August, 10, 2017
Singer (Sri Lanka) PLC announced today its results for the first half of 2017. Despite tough business conditions, the results for the six months ending 30th June 2017, showed a good Revenue growth of 13.6% to Rs. 25.1 billion compared to the same period in the previous year. There was a strong growth in several product categories such as smart phones that grew by 46%, bottle coolers & deep freezers by 32%, televisions by 22% and furniture by 14%.
This is a commendable growth in view of increased Value Added Tax (VAT), higher interest rates and currency devaluation affecting customer purchasing power. The continuous drought in the dry zone and floods in the wet zone hugely affected households in Sri Lanka, 30% of which are dependent on agriculture.
It should be noted that the Consumer Durables industry, where Singer is present is more susceptible to market conditions than other industries. When customer income increases, the demand for consumer durables is above that of the general market demand and when customer income decreases the demand for consumer durables is below that of general market demand. Due to slack market conditions, Singer’s gross margins were reduced to 29% compared to 31% in the previous year. Increased mix of smart phone sales with lower margins also impacted the overall group gross margin. The group was successful in lowering selling and administration expenses from 22.3% last year to 21.3% in the current year. As a result, operating profit had a marginal increase.

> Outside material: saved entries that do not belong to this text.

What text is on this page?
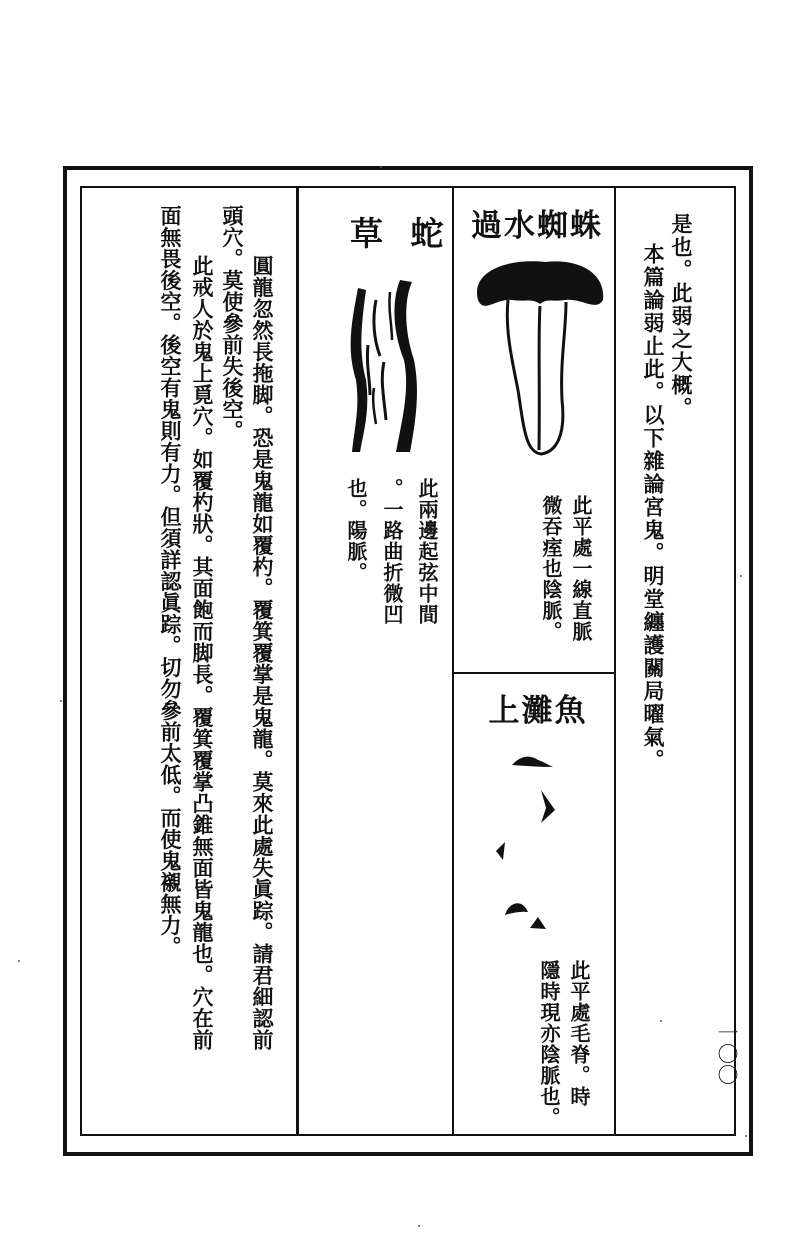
是也。此弱之大概。
本篇論弱止此。以下雜論宮鬼。明堂纏護關局曜氣。
過水蜘蛛
此平處一線直脈
微吞痓也陰脈。
上灘魚
此平處毛脊。時
隱時現亦陰脈也。
草 蛇
此兩邊起弦中間
。一路曲折微凹
也。陽脈。
圓龍忽然長拖脚。恐是鬼龍如覆杓。覆箕覆掌是鬼龍。莫來此處失眞踪。請君細認前
頭穴。莫使參前失後空。
此戒人於鬼上覓穴。如覆杓狀。其面飽而脚長。覆箕覆掌凸錐無面皆鬼龍也。穴在前
面無畏後空。後空有鬼則有力。但須詳認眞踪。切勿參前太低。而使鬼襯無力。
一〇〇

Net Finance Cost for the half year increased by 45% to Rs. 956 million largely due to increase in interest rates. As a result, Group Net Profit was Rs. 666.5 million, a reduction of 27% compared to the previous year. In the case of the Company, Net Profit was Rs. 525.5 million, a decrease of 26%.

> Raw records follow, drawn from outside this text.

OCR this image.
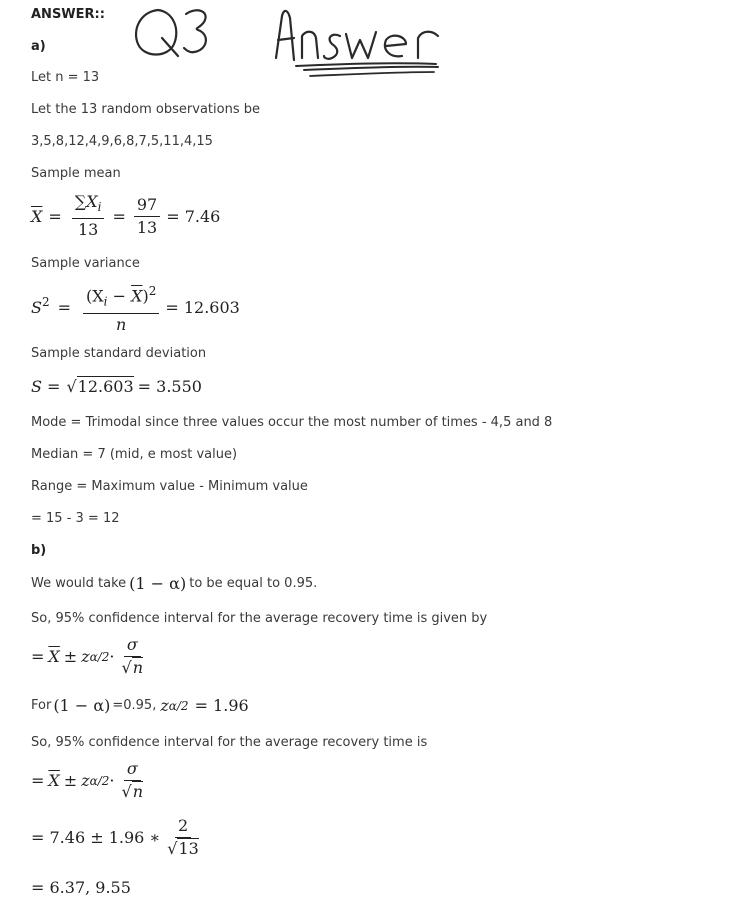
ANSWER::
a)
Let n = 13
Let the 13 random observations be
3,5,8,12,4,9,6,8,7,5,11,4,15
Sample mean
$\overline{X} = \frac{\sum X_i}{13} = \frac{97}{13} = 7.46$
Sample variance
$S^2 = \frac{(X_i - \overline{X})^2}{n} = 12.603$
Sample standard deviation
S = √ 12.603 = 3.550
Mode = Trimodal since three values occur the most number of times - 4,5 and 8
Median = 7 (mid, e most value)
Range = Maximum value - Minimum value
= 15 - 3 = 12
b)
We would take (1 − α) to be equal to 0.95.
So, 95% confidence interval for the average recovery time is given by
= $\overline{X} \pm z$ $\alpha/2 \cdot \frac{\sigma}{√n}$
For (1 − α) =0.95, z α/2 = 1.96
So, 95% confidence interval for the average recovery time is
= $\overline{X} \pm z$ $\alpha/2 \cdot \frac{\sigma}{√n}$
= 7.46 ± 1.96 ∗ $\frac{2}{√13}$
= 6.37, 9.55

The company highlighted its key business initiatives for the year are:
• To accelerate the renovation and expansion of existing shops to increase the retail space to cater for additional products and brands (in particular, furniture.)

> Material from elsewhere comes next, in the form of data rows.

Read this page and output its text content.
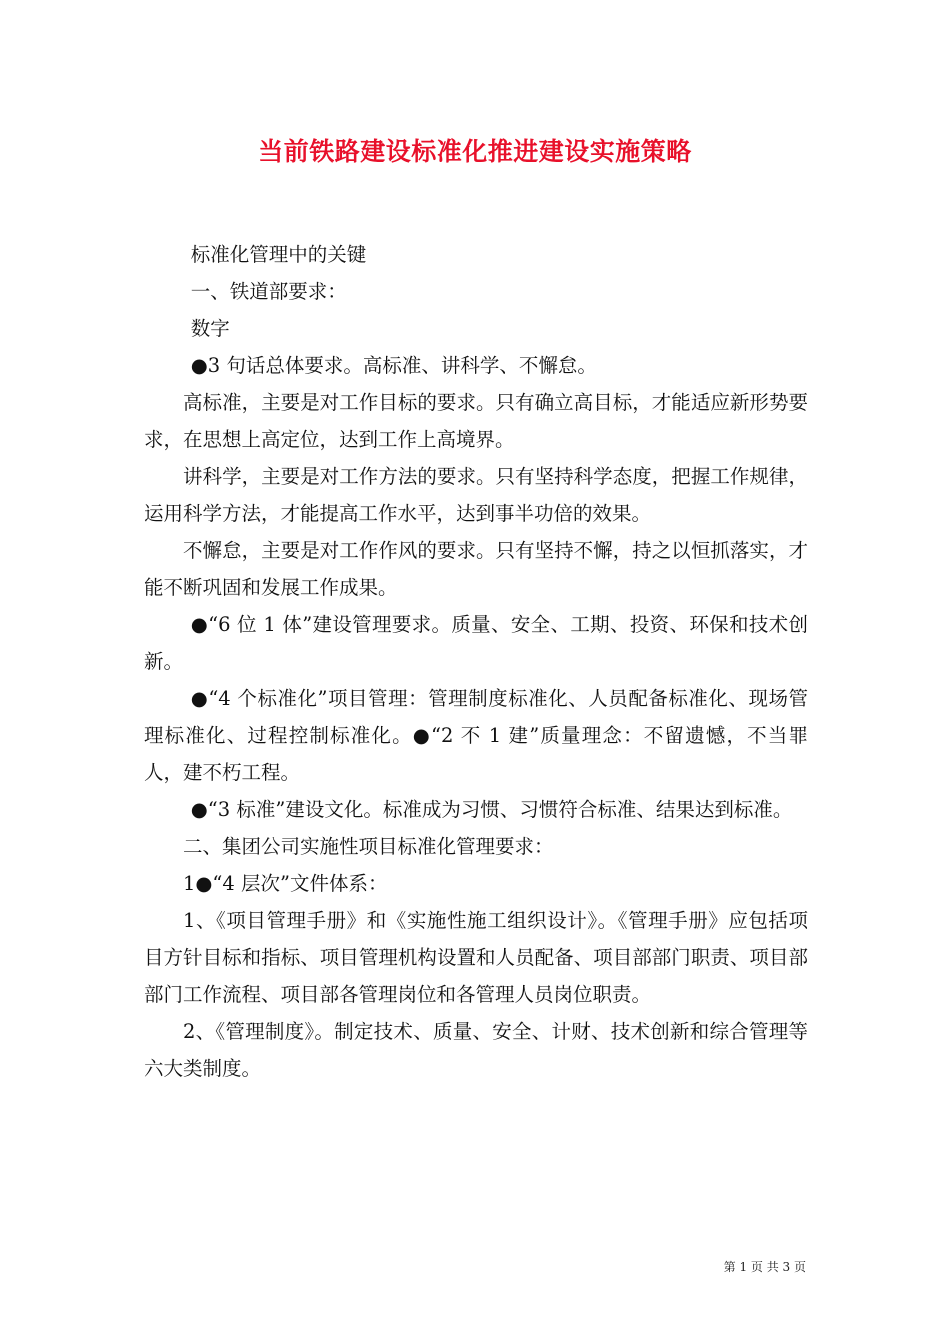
当前铁路建设标准化推进建设实施策略

标准化管理中的关键

一、铁道部要求：

数字

●3 句话总体要求。高标准、讲科学、不懈怠。

高标准，主要是对工作目标的要求。只有确立高目标，才能适应新形势要求，在思想上高定位，达到工作上高境界。

讲科学，主要是对工作方法的要求。只有坚持科学态度，把握工作规律，运用科学方法，才能提高工作水平，达到事半功倍的效果。

不懈怠，主要是对工作作风的要求。只有坚持不懈，持之以恒抓落实，才能不断巩固和发展工作成果。

●“6 位 1 体”建设管理要求。质量、安全、工期、投资、环保和技术创新。

●“4 个标准化”项目管理：管理制度标准化、人员配备标准化、现场管理标准化、过程控制标准化。●“2 不 1 建”质量理念：不留遗憾，不当罪人，建不朽工程。

●“3 标准”建设文化。标准成为习惯、习惯符合标准、结果达到标准。

二、集团公司实施性项目标准化管理要求：

1●“4 层次”文件体系：

1、《项目管理手册》和《实施性施工组织设计》。《管理手册》应包括项目方针目标和指标、项目管理机构设置和人员配备、项目部部门职责、项目部部门工作流程、项目部各管理岗位和各管理人员岗位职责。

2、《管理制度》。制定技术、质量、安全、计财、技术创新和综合管理等六大类制度。

第 1 页 共 3 页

• The company launched its 4K Ultra HD Television series and plan to launch new series of refrigerators.
• To strengthen and enlarge manufacturing operations with new factories, additional machinery and more advanced technology.
• To expand the Singer credit card that was launched in 2016.
Commenting on the Half Year results of 2017, Asoka Pieris, Group CEO stated, “We are anticipating gradual improvements in the business conditions during the remainder of 2017 and are pursuing strategies to improve margins and lower the costs.”
He also said “I take this opportunity to appreciate the enormous services and guidance given by Late Dr. Saman Kelegama in helping the company to identify trends and evolve strategies based on those trends.” Dr. Saman Kelegama passed away in June.